看着雨幕中人微微颤栗了一下,舒桐顿时回神,急忙走上前,为他遮了风雨。那人却一直微笑,轻轻说:“真巧。”
舒桐一怔,在伞下垂眸,“是巧。”
两人相对站着,静默了数秒,却是席殊同先开了口,声音低婉,带着丝不易察觉的笑意,“这么大的雨,舒少不送我一程?”
“当然要送。”舒桐抬眸,深邃的眸里闪烁着逼人的光彩。他靠近席殊同与他并肩向他常走的那个方向行去。
舒桐看着前路,眼角的余光一直就没离开过身边的人。站在他的身边,就能闻到他身上独特的清新。这个情形究竟还是在预算之外,可是却是这许多天的坚持得来的成果。他们终于进了一步,没有阴谋,没有陷阱。

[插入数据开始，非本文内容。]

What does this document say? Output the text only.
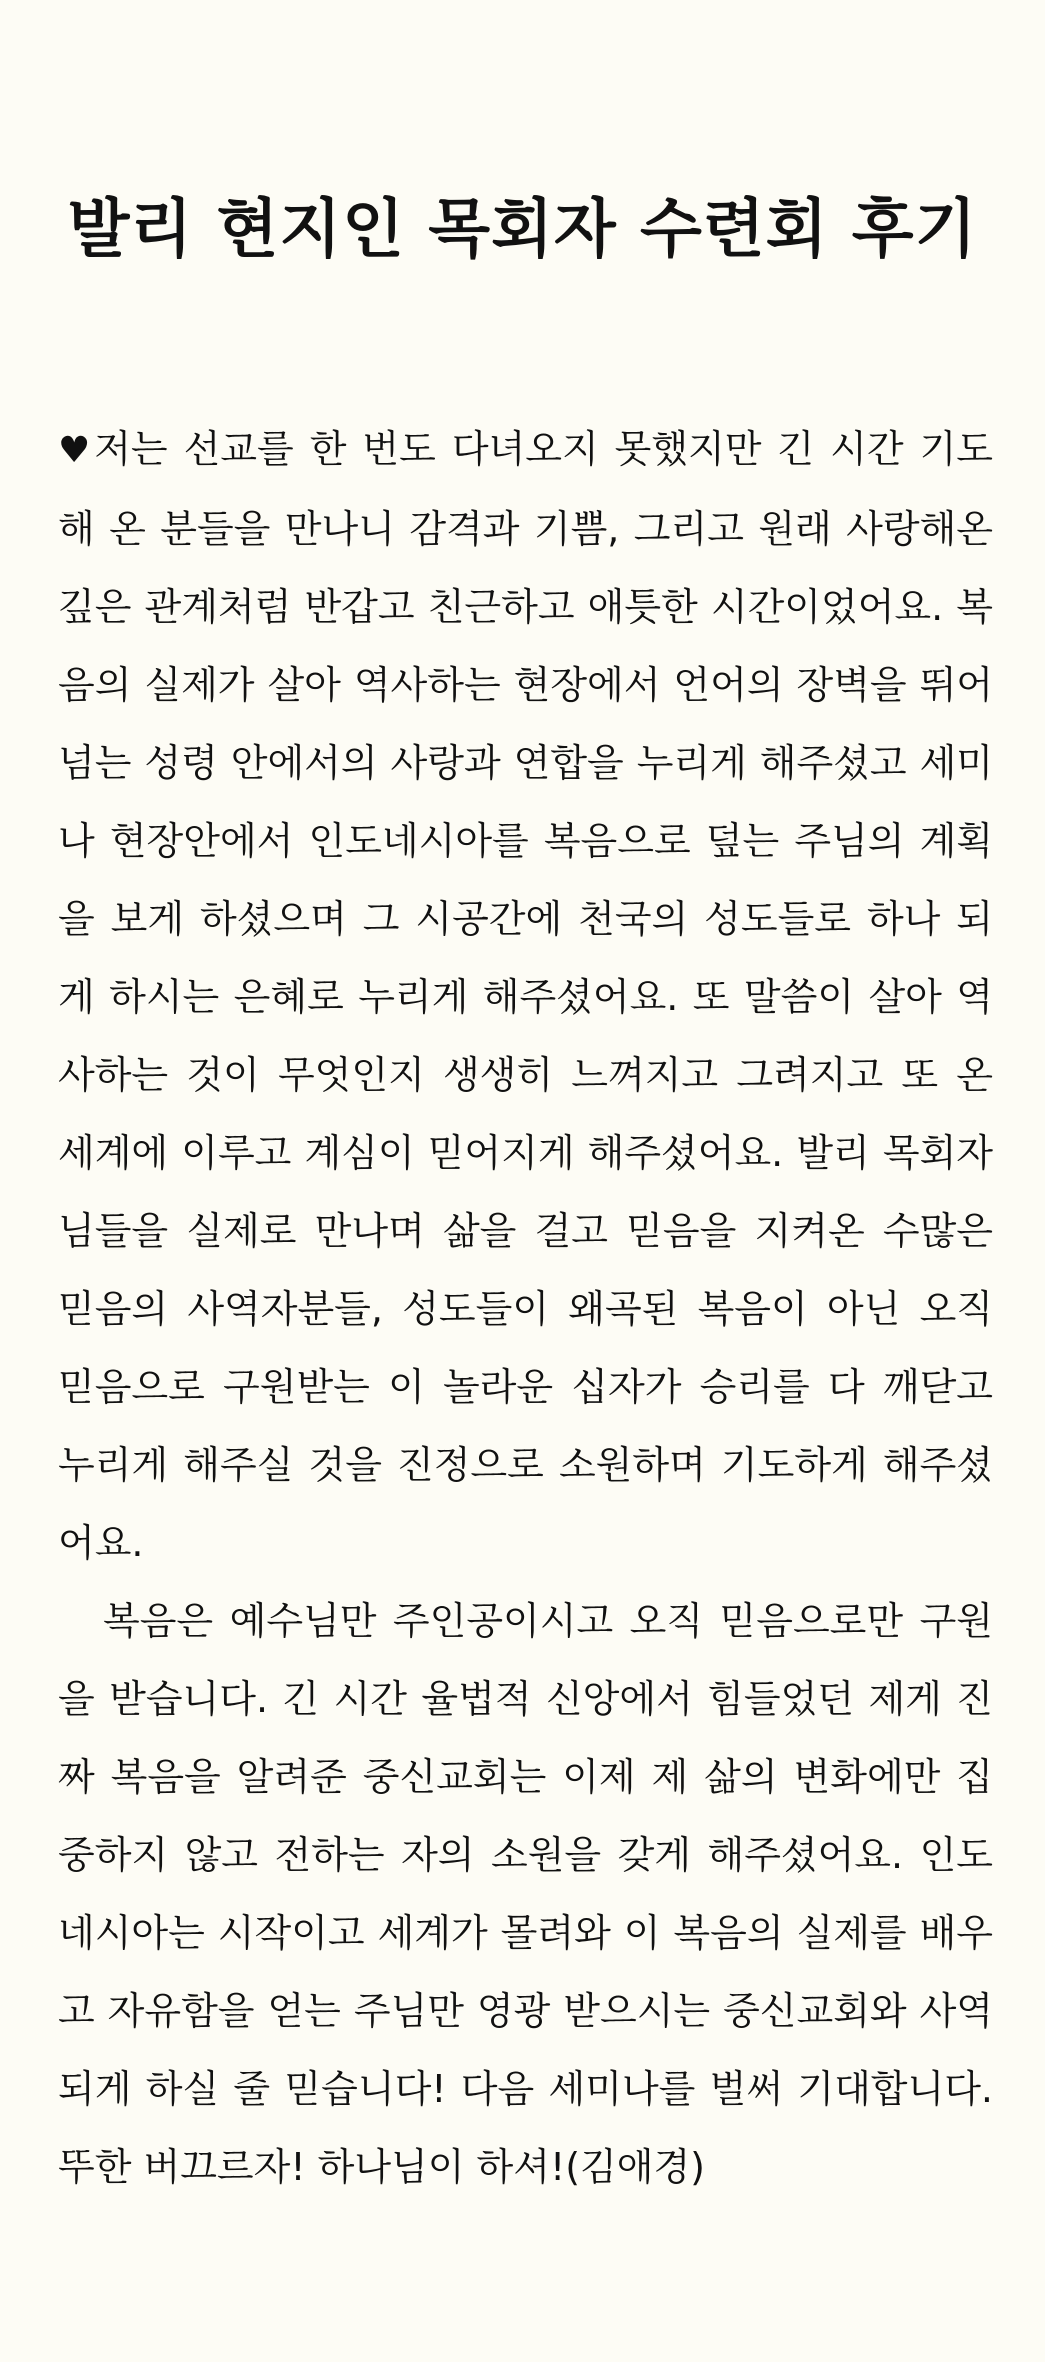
발리 현지인 목회자 수련회 후기

♥저는 선교를 한 번도 다녀오지 못했지만 긴 시간 기도해 온 분들을 만나니 감격과 기쁨, 그리고 원래 사랑해온 깊은 관계처럼 반갑고 친근하고 애틋한 시간이었어요. 복음의 실제가 살아 역사하는 현장에서 언어의 장벽을 뛰어넘는 성령 안에서의 사랑과 연합을 누리게 해주셨고 세미나 현장안에서 인도네시아를 복음으로 덮는 주님의 계획을 보게 하셨으며 그 시공간에 천국의 성도들로 하나 되게 하시는 은혜로 누리게 해주셨어요. 또 말씀이 살아 역사하는 것이 무엇인지 생생히 느껴지고 그려지고 또 온 세계에 이루고 계심이 믿어지게 해주셨어요. 발리 목회자님들을 실제로 만나며 삶을 걸고 믿음을 지켜온 수많은 믿음의 사역자분들, 성도들이 왜곡된 복음이 아닌 오직 믿음으로 구원받는 이 놀라운 십자가 승리를 다 깨닫고 누리게 해주실 것을 진정으로 소원하며 기도하게 해주셨어요.

복음은 예수님만 주인공이시고 오직 믿음으로만 구원을 받습니다. 긴 시간 율법적 신앙에서 힘들었던 제게 진짜 복음을 알려준 중신교회는 이제 제 삶의 변화에만 집중하지 않고 전하는 자의 소원을 갖게 해주셨어요. 인도네시아는 시작이고 세계가 몰려와 이 복음의 실제를 배우고 자유함을 얻는 주님만 영광 받으시는 중신교회와 사역되게 하실 줄 믿습니다! 다음 세미나를 벌써 기대합니다. 뚜한 버끄르자! 하나님이 하셔!(김애경)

伞下两道修长的身影离去,阳台后方却投来一道复杂的目光。季婧浑身湿透的站在墙侧,雨水打湿了她的长发,水蛇一样缠绕在她的颈项。她的目光由哀怨化成嫉恨,她的手紧紧的攥住了衣角,微微的发颤。
凭什么,她要输给一个男人?
雨越下越大,整个城市都被淹没在这突如其来的大雨里,渐欲迷失。
白马国际的大楼,傅成溪站在窗前看着外面毫不停歇的大雨,凌厉冷峻的脸渐渐柔和。这样的大雨,他们向来都是在一起。
“傅董,您说的事,我已经打听到。宋先生两天前才去市里一家叫夜色的酒吧工作,说是调酒师。”胡虬恭谨的站在办公桌不远的地方,窥视着傅成溪的一举一动,探查他的心思。大概就是从那时起,这位温润谦和的少爷变得如今这般强势冷漠吧,是因为那个叫宋铭的男人。
傅成溪看着被雨水模糊的视线,许久才淡淡应了一声,“嗯,你先去忙吧。”
胡虬一愣,这是多么熟悉的口气,似乎那个温润的少爷又回来了。他定睛一看,站在窗前的依旧是那冷漠疏离的背影,孤傲却寂寥。他自嘲的叹了口气,便转身走了出去,刚刚,那是错觉吧?
“夜色?调酒师?”傅成溪细细咀嚼着这几个字,然后脸皱了皱,很孩子气的哼了一声,“不是说,今后只调给我一人尝?”
那个路理臣搞什么?让宋铭去那样不入流的地方工作,要毁了他吗?还是他路少已经穷途末路到这个地步,连情人都养不起了?他暗自恶意揣测,最后却自嘲的发现,大概这是宋铭自己要求的吧?他是那样的倔强,怎么会让路理臣养他?
也罢!也好久没有去酒吧那样热闹的地方,就当是散散心吧?他如是想,却不过是个自欺欺人的借口。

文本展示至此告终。